Nah, guys sebagai generasi milenia kita kayaknya penting deh tahu sejarah peristiwa 65 itu. Kalau kita riset guys, banyak banget catatan sejarah yang simpang siur perihal siapa yang berontak dan siapa yang menunggangi peristiwa yang mengakibatkan ratusan ribu anggota dan simpatisan PKI (Partai Komunis Indonesia) dibantai akibat perang saudara sesama orang Indonesia waktu itu.

Tapi guys, saya ga mau bahas soal itu yaaa… maklum guys itu sejarah sensitif, kagak enak dibahasnya. Trus bahas apa dong oppaaaaa? Hahaa begitu tuh kalok terpengaruh sama budaya popnya Korea, nanya nya pake Oppaaa… ayomg haseo Opaaaa… xoxoxoxxoxoxo

Rongsokan Film G 30s/ PKI di PFN

Okey guys, kita mulai dari pertanyaan bagaimana ceritanya si sutradara Joshua Oppenheimer bisa menemukan sosok Adi Rukun dan menjadi karakter utama di filmnya, bagaimana awalnya Joshua bisa meletakkan tokoh Pemuda Pancasila di Sumatra Utara yang disegani fidunia wal akherat (hehe di akherat disegani apa tidak gak tahu ya guys) bernama Anwar Kongo ke dalam filmnya? 

Kalau kita dapat jawaban dari dua pertanyaan itu, guys maka insya Allah kita bisa mulai tahu nih bagaimana film yang ceritanya kuat kayak TaOK dan TLoS bisa dibikin. Saya menyebutnya bukan hanya dokumenter guys, tapi Cinematic Documentary… hehe keren ya guys rasanya dengar istilah itu kemrenyes gimana gituuhh batin ini seolah olah…weww

Courtesy:Wikipedia

Courtesy: Wikipedia


Anyway… okey…

Begini guys, 1965 adalah peristiwa besar guys, ada melibatkan banyak tokoh, organisasi, peristiwa, kepentingan dari luar negeri dan macam-macam deh, very complicated sampai-sampai CIA (Dinas Intelejen Amerika) membuka data 30 tahun kemudian bahwa mereka terlibat dalam urusan 65 di Indonesia. Tuh kaaaan rumit kaaan guys…ngeriii boooo…

Dari kompleksitas kisah-kisah 65 itu guys, seorang filmmaker dituntut untuk mengambil cerita yang paling keren, menarik dan enak dilihat. Yaaaah tahu sendiri ya, film-film seputar 65 baik fiksi maupun dokumenter biasanya berdarah darah ekstra kesedihan guys… bikin takut aja kalok pas kencing sendirian di belakang rumah hahahaa.

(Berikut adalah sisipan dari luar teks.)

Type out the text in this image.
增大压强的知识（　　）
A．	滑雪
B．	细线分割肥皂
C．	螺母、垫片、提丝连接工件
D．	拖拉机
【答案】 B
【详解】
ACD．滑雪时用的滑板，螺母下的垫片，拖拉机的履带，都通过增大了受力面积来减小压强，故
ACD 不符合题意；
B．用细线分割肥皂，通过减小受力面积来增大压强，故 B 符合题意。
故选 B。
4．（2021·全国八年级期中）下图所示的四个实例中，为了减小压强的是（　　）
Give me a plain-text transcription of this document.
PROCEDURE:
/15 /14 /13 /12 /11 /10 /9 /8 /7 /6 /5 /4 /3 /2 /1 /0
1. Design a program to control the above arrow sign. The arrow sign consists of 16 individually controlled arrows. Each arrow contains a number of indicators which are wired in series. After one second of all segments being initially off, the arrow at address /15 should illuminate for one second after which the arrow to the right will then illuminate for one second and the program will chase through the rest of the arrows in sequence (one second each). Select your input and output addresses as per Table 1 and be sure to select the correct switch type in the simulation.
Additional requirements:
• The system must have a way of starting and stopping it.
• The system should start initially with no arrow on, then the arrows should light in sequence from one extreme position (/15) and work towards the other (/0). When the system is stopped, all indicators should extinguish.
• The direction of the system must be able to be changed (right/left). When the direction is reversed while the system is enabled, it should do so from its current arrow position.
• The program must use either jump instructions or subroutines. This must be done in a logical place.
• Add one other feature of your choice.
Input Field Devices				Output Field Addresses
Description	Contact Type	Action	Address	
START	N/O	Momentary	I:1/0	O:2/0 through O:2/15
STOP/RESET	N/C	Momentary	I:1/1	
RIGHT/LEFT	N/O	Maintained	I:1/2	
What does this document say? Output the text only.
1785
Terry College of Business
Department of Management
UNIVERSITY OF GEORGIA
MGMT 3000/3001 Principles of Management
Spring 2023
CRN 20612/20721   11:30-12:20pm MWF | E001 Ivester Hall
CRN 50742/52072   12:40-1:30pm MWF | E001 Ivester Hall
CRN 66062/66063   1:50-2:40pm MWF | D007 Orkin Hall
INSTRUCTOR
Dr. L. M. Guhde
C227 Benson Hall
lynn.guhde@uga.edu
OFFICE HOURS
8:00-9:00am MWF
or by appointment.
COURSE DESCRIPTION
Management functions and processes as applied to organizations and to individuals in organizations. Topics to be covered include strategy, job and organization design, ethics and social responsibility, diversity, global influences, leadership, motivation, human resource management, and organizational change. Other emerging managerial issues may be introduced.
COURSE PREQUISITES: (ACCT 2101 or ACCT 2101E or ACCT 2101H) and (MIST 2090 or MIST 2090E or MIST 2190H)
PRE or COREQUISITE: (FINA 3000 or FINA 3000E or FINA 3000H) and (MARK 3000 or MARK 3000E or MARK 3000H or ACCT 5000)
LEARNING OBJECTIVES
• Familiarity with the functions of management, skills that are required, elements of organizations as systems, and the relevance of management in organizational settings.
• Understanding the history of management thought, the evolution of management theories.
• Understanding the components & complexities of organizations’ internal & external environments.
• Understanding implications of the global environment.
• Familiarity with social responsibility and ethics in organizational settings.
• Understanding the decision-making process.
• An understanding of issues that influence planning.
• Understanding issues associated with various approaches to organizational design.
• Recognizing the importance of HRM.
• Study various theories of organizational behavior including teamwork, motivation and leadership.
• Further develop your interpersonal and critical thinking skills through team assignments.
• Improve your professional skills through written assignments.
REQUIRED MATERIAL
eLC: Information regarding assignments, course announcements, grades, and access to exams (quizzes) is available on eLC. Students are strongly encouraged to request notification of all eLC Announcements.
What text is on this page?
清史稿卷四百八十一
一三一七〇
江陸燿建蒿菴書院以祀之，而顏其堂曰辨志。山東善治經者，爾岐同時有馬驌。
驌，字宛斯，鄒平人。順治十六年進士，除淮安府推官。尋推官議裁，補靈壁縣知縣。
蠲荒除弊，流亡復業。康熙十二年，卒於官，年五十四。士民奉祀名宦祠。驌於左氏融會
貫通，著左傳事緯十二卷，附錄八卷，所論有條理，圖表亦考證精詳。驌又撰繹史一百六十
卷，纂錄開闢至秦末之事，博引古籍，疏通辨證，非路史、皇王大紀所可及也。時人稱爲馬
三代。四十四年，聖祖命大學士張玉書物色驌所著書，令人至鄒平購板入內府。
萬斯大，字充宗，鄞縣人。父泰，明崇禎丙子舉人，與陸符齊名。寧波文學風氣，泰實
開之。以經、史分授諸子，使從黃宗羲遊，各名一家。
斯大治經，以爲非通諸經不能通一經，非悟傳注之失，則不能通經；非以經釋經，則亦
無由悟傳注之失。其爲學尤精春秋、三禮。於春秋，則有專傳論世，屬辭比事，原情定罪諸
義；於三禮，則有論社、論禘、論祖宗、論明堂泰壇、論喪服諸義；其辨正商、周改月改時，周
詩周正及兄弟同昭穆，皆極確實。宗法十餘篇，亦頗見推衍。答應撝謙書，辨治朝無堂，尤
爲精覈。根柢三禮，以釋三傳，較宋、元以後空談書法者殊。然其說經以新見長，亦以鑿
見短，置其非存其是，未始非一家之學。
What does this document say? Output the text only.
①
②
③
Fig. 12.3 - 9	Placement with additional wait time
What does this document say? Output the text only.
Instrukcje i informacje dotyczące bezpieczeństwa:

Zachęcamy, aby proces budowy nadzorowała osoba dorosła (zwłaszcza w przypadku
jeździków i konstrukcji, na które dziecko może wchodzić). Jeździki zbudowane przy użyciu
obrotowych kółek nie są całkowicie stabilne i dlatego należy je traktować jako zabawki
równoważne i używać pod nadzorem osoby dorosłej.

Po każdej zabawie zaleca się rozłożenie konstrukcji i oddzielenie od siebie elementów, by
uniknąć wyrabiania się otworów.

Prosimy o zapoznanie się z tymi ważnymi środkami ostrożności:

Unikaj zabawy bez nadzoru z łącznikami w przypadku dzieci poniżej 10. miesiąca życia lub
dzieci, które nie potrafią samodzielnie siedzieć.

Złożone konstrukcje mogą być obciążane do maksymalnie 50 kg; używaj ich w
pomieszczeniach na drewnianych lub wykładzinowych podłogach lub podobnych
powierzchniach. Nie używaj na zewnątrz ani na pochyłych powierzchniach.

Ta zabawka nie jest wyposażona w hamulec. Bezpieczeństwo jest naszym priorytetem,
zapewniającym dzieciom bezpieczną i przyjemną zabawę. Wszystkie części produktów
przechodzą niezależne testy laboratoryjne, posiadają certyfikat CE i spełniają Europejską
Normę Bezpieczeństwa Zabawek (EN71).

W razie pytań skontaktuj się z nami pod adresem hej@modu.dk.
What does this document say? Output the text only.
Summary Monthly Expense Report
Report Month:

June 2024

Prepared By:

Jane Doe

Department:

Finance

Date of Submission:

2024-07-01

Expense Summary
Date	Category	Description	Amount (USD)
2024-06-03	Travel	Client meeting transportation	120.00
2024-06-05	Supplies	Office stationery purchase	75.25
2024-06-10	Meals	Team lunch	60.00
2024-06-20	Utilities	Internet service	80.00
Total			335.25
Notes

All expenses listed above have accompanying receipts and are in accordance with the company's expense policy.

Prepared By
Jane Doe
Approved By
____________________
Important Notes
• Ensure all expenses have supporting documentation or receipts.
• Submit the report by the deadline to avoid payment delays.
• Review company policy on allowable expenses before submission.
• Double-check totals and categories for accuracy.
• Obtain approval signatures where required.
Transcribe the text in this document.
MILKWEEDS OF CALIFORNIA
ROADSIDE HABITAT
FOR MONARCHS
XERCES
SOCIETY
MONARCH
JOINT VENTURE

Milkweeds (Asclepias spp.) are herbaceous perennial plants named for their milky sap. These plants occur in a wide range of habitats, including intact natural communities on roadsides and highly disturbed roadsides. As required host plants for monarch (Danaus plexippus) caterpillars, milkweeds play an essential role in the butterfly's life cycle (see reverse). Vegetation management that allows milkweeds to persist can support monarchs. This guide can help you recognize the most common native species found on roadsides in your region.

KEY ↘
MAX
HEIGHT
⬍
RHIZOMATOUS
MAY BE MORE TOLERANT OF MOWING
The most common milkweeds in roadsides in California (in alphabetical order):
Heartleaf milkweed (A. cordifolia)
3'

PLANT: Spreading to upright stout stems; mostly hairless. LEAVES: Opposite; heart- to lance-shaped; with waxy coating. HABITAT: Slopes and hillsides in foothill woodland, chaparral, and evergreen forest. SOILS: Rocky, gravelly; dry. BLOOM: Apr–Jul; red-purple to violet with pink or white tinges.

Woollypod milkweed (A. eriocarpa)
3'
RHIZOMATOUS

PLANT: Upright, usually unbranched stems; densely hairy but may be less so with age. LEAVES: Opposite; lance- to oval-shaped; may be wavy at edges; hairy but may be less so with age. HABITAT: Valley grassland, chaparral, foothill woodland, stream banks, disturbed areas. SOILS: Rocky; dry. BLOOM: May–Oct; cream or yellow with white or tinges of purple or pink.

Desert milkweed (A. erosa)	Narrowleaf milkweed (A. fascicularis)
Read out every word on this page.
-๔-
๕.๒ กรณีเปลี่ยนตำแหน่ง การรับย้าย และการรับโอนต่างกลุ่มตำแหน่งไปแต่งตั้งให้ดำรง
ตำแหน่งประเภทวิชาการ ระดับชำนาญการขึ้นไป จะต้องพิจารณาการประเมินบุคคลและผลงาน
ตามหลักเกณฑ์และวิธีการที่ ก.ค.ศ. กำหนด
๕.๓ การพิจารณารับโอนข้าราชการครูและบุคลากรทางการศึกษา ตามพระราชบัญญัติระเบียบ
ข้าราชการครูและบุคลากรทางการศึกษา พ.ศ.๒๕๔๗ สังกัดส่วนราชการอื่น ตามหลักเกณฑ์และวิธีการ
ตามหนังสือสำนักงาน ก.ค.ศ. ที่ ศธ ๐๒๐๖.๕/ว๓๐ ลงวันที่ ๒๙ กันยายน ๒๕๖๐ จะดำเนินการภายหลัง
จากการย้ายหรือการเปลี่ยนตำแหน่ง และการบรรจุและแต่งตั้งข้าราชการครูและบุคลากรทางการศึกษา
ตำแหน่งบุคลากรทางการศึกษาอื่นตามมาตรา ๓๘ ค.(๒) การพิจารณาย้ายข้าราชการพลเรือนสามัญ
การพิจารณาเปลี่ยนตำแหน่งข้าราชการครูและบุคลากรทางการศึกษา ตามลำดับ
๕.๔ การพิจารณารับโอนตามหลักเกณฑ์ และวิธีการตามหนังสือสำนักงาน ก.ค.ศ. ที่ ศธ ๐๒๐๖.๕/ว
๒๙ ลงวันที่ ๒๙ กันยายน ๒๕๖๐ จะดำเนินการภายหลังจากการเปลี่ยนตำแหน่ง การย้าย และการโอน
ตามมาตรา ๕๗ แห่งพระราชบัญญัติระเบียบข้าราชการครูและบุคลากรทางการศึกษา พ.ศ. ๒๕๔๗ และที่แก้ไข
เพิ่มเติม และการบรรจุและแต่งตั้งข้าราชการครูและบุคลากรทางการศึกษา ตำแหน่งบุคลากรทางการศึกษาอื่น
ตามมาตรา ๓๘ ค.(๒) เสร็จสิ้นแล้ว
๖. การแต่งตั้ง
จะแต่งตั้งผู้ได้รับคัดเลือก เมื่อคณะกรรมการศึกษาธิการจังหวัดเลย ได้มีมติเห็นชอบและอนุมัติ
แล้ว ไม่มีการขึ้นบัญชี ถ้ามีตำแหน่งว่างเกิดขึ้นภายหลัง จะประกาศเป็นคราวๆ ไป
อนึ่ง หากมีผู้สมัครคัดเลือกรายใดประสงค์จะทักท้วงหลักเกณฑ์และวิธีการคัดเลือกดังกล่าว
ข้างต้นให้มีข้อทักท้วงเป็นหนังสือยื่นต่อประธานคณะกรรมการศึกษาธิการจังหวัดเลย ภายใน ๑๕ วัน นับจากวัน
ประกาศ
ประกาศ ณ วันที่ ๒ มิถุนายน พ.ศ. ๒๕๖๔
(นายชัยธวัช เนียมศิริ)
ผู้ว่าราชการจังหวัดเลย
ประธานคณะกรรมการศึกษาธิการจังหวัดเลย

Di sinilah kecerdasan seorang Joshua Oppenheimer diuji guys, dia ngga kejebak ke bentuk profil seorang Anwar Kongo atau Adi Rukun pada dua film yang berbeda itu. Joshua berhasil menemukan inti sari semua kompleksitas peristiwa menjadi sederhana. Dari aktifitas tukang jual kacamata Josua memulai bercerita untuk “The Look of Silence”. Hasilnya keren guys. Kacamata, peralatan periksa mata, dan berbagai aktifitas Adi Rukun sebagai penjual kacamata bisa menjadi semacam simbol bagaimana bangsa ini melihat persoalan 65 dalam keseharian setelah peristiwa itu lama berlalu, peristiwa yang meninggalkan trauma, meninggalkan jejak pilu bagi anggota keluarga, baik pelaku maupun korbannya. Tuh guys mulai terlihat gak apa yang mau saya bahas di catatan ini?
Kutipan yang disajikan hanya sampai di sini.